Wohnhaus vom Marosen-Lehen fertiggestellt

Bezirkstagspräsident Mederer unternahm mit einer der letzten Bewohnerinnen Rundgang durch über 400 Jahre altes Gebäude

Großweil, 30. April 2021 – Dieser Tage ist im Freilichtmuseum Glentleiten des Bezirks Oberbayern ein bedeutsames historisches Gebäude fertiggestellt worden, das Wohnhaus vom Marosen-Lehen aus dem Berchtesgadener Land. Bezirkstagspräsident Josef Mederer und Museumsreferent Thomas Schwarzenberger (1. Bürgermeister von Krün) nahmen gemeinsam mit der ehemaligen Bewohnerin Anneliese Huber das über 400 Jahre alte Haus in Augenschein und ließen sich vom Wissenschaftlerteam des Museums führen.

Josef Mederer zeigte sich beim Besichtigungstermin beeindruckt von der Präsentation des neuen Architekturexponats, das bereits vorhandene Wirtschaftsgebäude zu einem Zwiehof vervollständigt. So bezeichnet man Hofanlagen des Berchtesgadener Landes, bei denen die einzelnen Funktionen auf mindestens zwei Bauten verteilt sind. Im Museum bildet das Wohnhaus gemeinsam mit einem Stallstadel und einem Getreidekasten vom Mösler-Lehen aus Ramsau sowie der Hofmühle vom Unterlandtal-Lehen ein Ensemble. Mit dem jüngsten Zuwachs sei man im zentralen oberbayerischen Freilichtmuseum wieder einen Schritt weiter, um der Aufgabe gerecht zu werden, Wirtschafts-, Wohn- und Bauformen aus allen Regionen Oberbayerns zu präsentieren, so der Bezirkstagspräsident. Thomas Schwarzenberger hob hervor, dass am Ergebnis zu sehen sei, wie gut qualifizierte Handwerker und wissenschaftliches Personal Hand in Hand gearbeitet hätten.

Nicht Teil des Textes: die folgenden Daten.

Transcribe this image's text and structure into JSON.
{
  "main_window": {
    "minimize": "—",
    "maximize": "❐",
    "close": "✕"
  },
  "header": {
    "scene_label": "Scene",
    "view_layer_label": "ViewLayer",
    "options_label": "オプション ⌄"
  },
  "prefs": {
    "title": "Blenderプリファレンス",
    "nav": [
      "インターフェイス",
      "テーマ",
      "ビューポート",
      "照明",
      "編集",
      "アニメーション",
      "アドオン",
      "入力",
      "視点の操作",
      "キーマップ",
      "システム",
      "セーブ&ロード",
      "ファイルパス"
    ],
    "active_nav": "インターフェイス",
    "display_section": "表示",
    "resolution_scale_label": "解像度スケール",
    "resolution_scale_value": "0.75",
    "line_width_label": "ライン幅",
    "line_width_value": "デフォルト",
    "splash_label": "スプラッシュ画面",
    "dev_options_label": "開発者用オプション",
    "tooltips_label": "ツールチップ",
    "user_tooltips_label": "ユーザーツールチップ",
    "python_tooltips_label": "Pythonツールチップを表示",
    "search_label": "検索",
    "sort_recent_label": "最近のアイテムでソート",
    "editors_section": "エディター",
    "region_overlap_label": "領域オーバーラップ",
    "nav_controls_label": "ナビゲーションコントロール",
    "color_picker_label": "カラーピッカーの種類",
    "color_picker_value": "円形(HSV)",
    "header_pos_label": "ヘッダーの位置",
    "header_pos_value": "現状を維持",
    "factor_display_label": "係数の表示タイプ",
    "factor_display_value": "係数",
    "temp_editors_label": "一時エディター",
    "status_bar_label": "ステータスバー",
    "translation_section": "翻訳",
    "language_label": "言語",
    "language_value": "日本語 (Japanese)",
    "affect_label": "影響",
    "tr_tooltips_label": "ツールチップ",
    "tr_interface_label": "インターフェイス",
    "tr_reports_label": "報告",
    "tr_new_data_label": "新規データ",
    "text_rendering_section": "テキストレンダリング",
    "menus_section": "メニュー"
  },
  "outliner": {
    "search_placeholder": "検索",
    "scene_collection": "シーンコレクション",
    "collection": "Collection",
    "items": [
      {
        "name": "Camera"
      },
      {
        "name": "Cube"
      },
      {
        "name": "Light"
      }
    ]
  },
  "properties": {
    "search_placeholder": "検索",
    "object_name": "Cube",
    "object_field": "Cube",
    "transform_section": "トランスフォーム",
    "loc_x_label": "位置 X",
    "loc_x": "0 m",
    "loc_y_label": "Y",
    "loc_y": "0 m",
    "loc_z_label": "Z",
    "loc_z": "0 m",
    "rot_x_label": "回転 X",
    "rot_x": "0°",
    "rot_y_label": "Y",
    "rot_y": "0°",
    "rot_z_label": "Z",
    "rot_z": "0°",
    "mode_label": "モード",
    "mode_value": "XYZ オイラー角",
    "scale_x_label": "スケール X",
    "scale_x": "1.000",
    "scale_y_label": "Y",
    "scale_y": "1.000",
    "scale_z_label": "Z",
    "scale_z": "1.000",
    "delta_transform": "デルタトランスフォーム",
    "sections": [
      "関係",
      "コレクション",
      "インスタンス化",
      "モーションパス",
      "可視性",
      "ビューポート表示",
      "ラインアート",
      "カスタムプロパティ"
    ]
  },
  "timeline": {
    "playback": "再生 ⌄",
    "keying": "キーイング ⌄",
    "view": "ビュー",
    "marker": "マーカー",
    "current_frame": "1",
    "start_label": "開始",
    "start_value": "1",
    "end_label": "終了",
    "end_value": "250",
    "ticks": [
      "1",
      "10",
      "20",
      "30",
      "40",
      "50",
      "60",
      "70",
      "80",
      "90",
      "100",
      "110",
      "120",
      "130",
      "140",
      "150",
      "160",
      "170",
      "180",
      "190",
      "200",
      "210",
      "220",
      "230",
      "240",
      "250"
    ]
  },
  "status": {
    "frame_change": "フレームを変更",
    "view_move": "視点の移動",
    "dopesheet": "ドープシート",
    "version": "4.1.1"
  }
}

Das Gebäude innerhalb des Ensembles „Berchtesgadener Zwiehof“

Das Wohnhaus vom Marosen-Lehen (ehemals „Obersalzbergstraße 66“ in der Gemeinde Berchtesgaden) wurde im Jahr 1592 erbaut, ist also über 400 Jahre alt. Es gilt als eines der ältesten komplett erhaltenen Blockbauten Oberbayerns und gehört auch zu den ältesten im Museum zu sehenden Gebäuden. Größere Änderungen gab es im Laufe der Zeit nicht, lediglich die Küche und die daneben liegende Kammer wurden im 17. Jahrhundert neu in Stein errichtet. Somit lässt sich hervorragend der ursprüngliche Charakter des Hauses aus dem späten 16. Jahrhundert erfahren.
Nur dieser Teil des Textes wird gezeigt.